Çapâdallure que tu sois parti, ce lundi matin, à 51 ans.  Parti sans avoir gagné la dernière manche contre ce monstre que tu avais pourtant su tenir en échec pendant cinq longues années… quatre de plus que ce que les médecins avaient prévu.

Çapâdallure que tu ne sois plus avec nous, pour refaire le monde — et surtout le Québec — entre amis de droite et de gauche, fédéralistes et souverainistes.

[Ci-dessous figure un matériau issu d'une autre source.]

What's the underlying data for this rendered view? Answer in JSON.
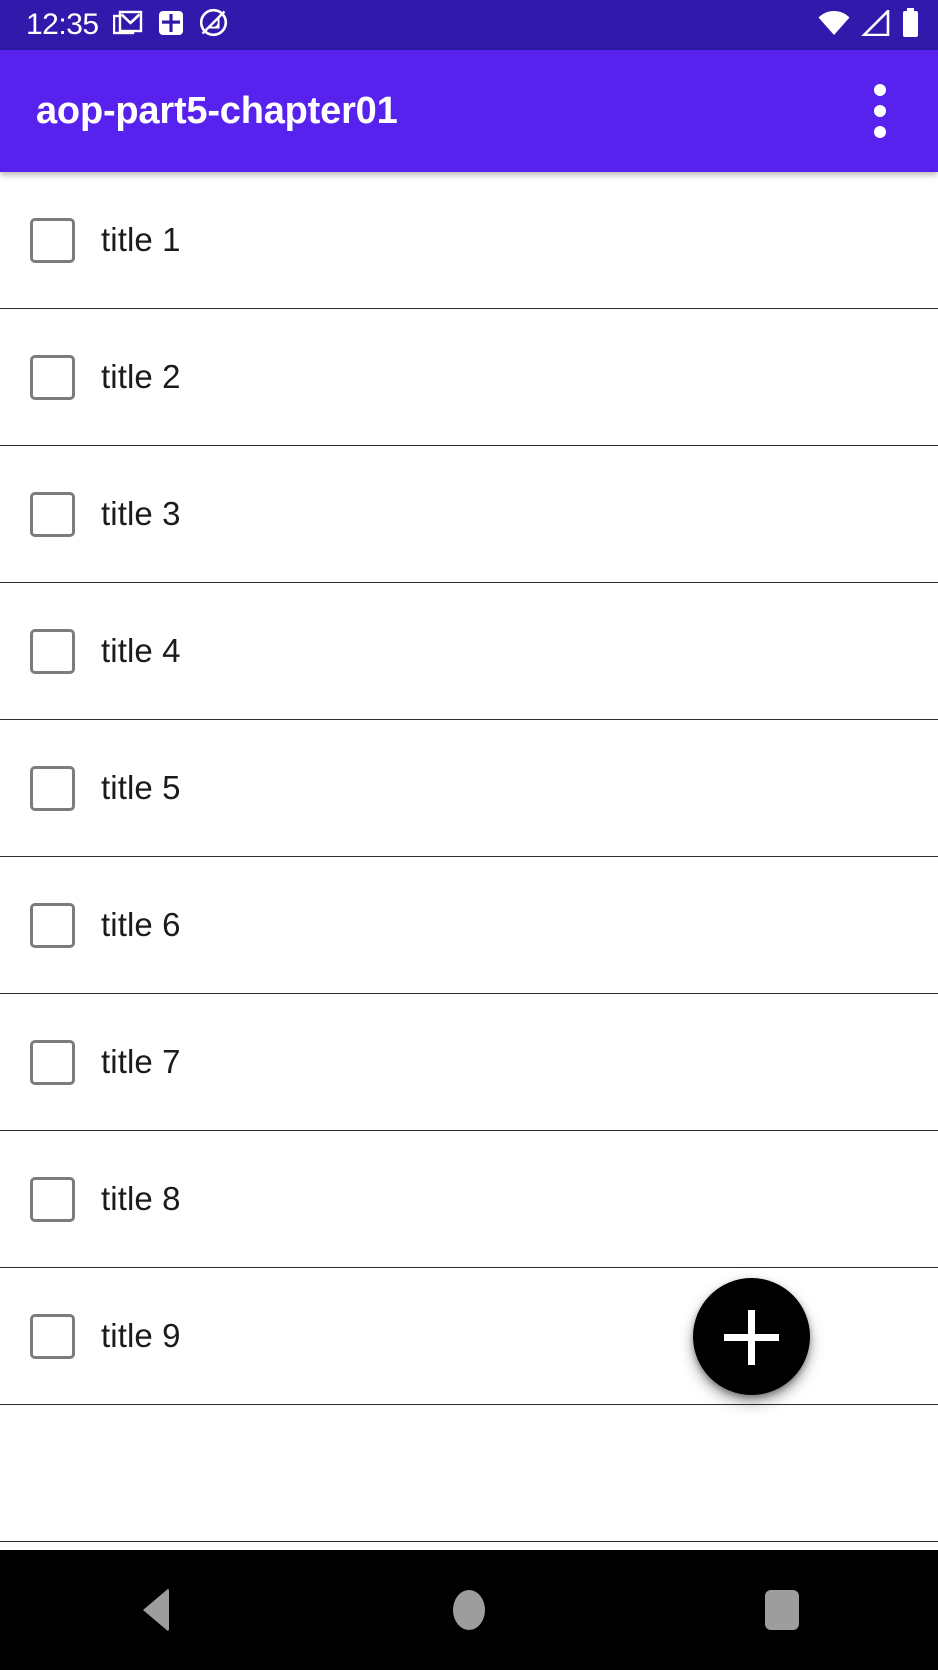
{
  "status_bar": {
    "time": "12:35",
    "background_color": "#3119AB",
    "left_icons": [
      {
        "name": "gmail-icon",
        "label": "Gmail"
      },
      {
        "name": "app-plus-square-icon",
        "label": "App notification"
      },
      {
        "name": "circle-arrow-icon",
        "label": "App notification"
      }
    ],
    "right_icons": [
      {
        "name": "wifi-icon",
        "label": "Wi-Fi"
      },
      {
        "name": "cellular-signal-icon",
        "label": "Cellular signal"
      },
      {
        "name": "battery-icon",
        "label": "Battery full"
      }
    ]
  },
  "app_bar": {
    "title": "aop-part5-chapter01",
    "background_color": "#5822EE",
    "title_color": "#FFFFFF",
    "overflow_label": "More options"
  },
  "list": {
    "items": [
      {
        "label": "title 1",
        "checked": false
      },
      {
        "label": "title 2",
        "checked": false
      },
      {
        "label": "title 3",
        "checked": false
      },
      {
        "label": "title 4",
        "checked": false
      },
      {
        "label": "title 5",
        "checked": false
      },
      {
        "label": "title 6",
        "checked": false
      },
      {
        "label": "title 7",
        "checked": false
      },
      {
        "label": "title 8",
        "checked": false
      },
      {
        "label": "title 9",
        "checked": false
      },
      {
        "label": "",
        "checked": false
      }
    ]
  },
  "fab": {
    "icon": "plus-icon",
    "label": "Add",
    "background_color": "#000000",
    "icon_color": "#FFFFFF"
  },
  "navigation_bar": {
    "background_color": "#000000",
    "icon_color": "#9D9D9D",
    "buttons": [
      {
        "name": "nav-back-button",
        "label": "Back"
      },
      {
        "name": "nav-home-button",
        "label": "Home"
      },
      {
        "name": "nav-recents-button",
        "label": "Recents"
      }
    ]
  }
}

Çapâdallure qu’on t’aie enlevé à ton enfant, à ta blonde, à tes amis, à tes combats alors que tu n’avais complété que la moitié — car tu avais l’énergie des centenaires — des nombreuses tâches que tu savais accomplir.

Çapâdallure. Le néologisme exprime bien ta capacité de t’indigner, oui, mais de mettre ensuite l’épaule à la roue pour redresser ce qui te semblait croche, muscler ce qui te semblait chétif, redresser ce qui te semblait molasson. Et ce n’était pas les causes qui te manquaient: la souveraineté, oui, par-dessus tout. La liberté et l’entreprise, beaucoup. Ton amour de la langue précise. Ta détestation de la laideur urbaine (un des champs où tu applaudissais l’investissement public.)

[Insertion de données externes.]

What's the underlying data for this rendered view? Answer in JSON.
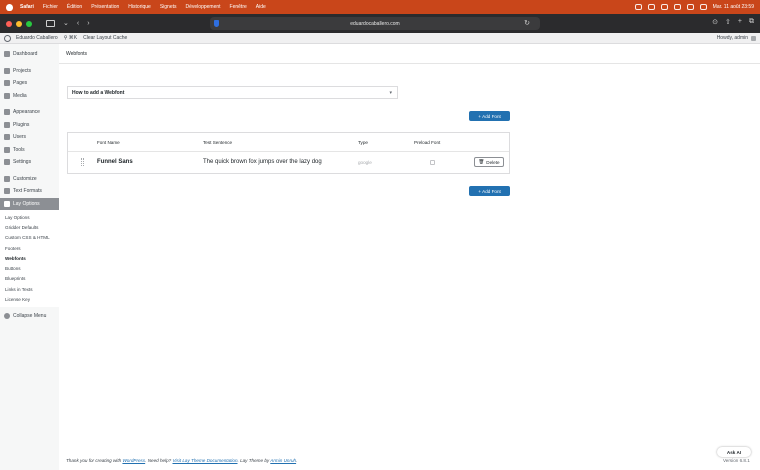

Tu voulais que le Québec, ton Québec, ait « de l’allure ». Comme toi tu en avais. Tout en hauteur — physiquement parlant, seulement. Tout en élégance — jamais mesquin, jamais jaloux, jamais hargneux.

Chef de cabinet aux Affaires internationales, quel diplomate tu faisais, dans cette période essentielle où se préparait la reconnaissance internationale d’un Québec souverain.  Chef de cabinet du ministre des finances et de l’économie, ensuite, tu as épaulé Bernard Landry dans la politique volontariste qui a fait sortir Montréal de la torpeur économique où elle s’était endormie. Délégué général à Londres, ensuite, un poste qui t’allait comme un gant, tu emplissais tes poumons et ta cervelle de l’air de ce qu’on appelait alors Cool Britannia.

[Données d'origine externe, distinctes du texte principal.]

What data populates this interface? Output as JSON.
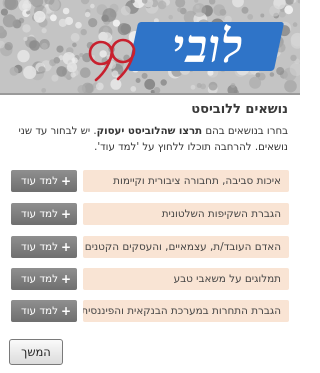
{
  "header": {
    "logo_text": "לובי",
    "logo_number": "99"
  },
  "headline": "נושאים ללוביסט",
  "intro": {
    "text_before": "בחרו בנושאים בהם ",
    "text_bold": "תרצו שהלוביסט יעסוק",
    "text_after": ". יש לבחור עד שני נושאים. להרחבה תוכלו ללחוץ על 'למד עוד'."
  },
  "topics": [
    {
      "label": "איכות סביבה, תחבורה ציבורית וקיימות",
      "more_label": "למד עוד"
    },
    {
      "label": "הגברת השקיפות השלטונית",
      "more_label": "למד עוד"
    },
    {
      "label": "האדם העובד/ת, עצמאיים, והעסקים הקטנים",
      "more_label": "למד עוד"
    },
    {
      "label": "תמלוגים על משאבי טבע",
      "more_label": "למד עוד"
    },
    {
      "label": "הגברת התחרות במערכת הבנקאית והפיננסית",
      "more_label": "למד עוד"
    }
  ],
  "continue_label": "המשך",
  "icons": {
    "plus": "plus-icon"
  },
  "colors": {
    "topic_background": "#f9e4d4",
    "button_gray": "#7e7e7e",
    "logo_blue": "#2f74c8",
    "logo_accent_red": "#c8202e"
  }
}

J’ai eu la chance de te connaître un peu avant, puis de travailler avec toi pendant ces années où chaque jour compte double et où se forgent des amitiés durables. Nous enfants jouaient ensemble lorsque tu t’es plaint, il y a cinq ans, d’une inexplicable difficulté d’élocution. La tumeur t’avait choisi, toi. Pourquoi ? Pourquoi toi ?

Tu l’as longtemps combattue, l’a fait reculer, a pensé l’avoir domptée. Chaque année gagnée sur elle nous faisait lever nos verres à ta résilience, toi le survivant, toi le revenant.

Ta ténacité aura donné cinq ans de plus à ta fille, surtout. À tes proches. À tes lecteurs. À tes collaborateurs du CPQ. Ces cinq ans, volées au monstre, auront été d’autant plus précieuses. C’est le cadeau que, par ton combat, tu nous as donné.

N’empêche. Que tu sois parti, çapâdallure. Ça n’en aura jamais.

Adieu mon ami,

Jean-François

Ce contenu a été publié dans Autobiograhie non-autorisée ! par Jean-François Lisée, et étiqueté avec . Mettez-le en favori avec son permalien.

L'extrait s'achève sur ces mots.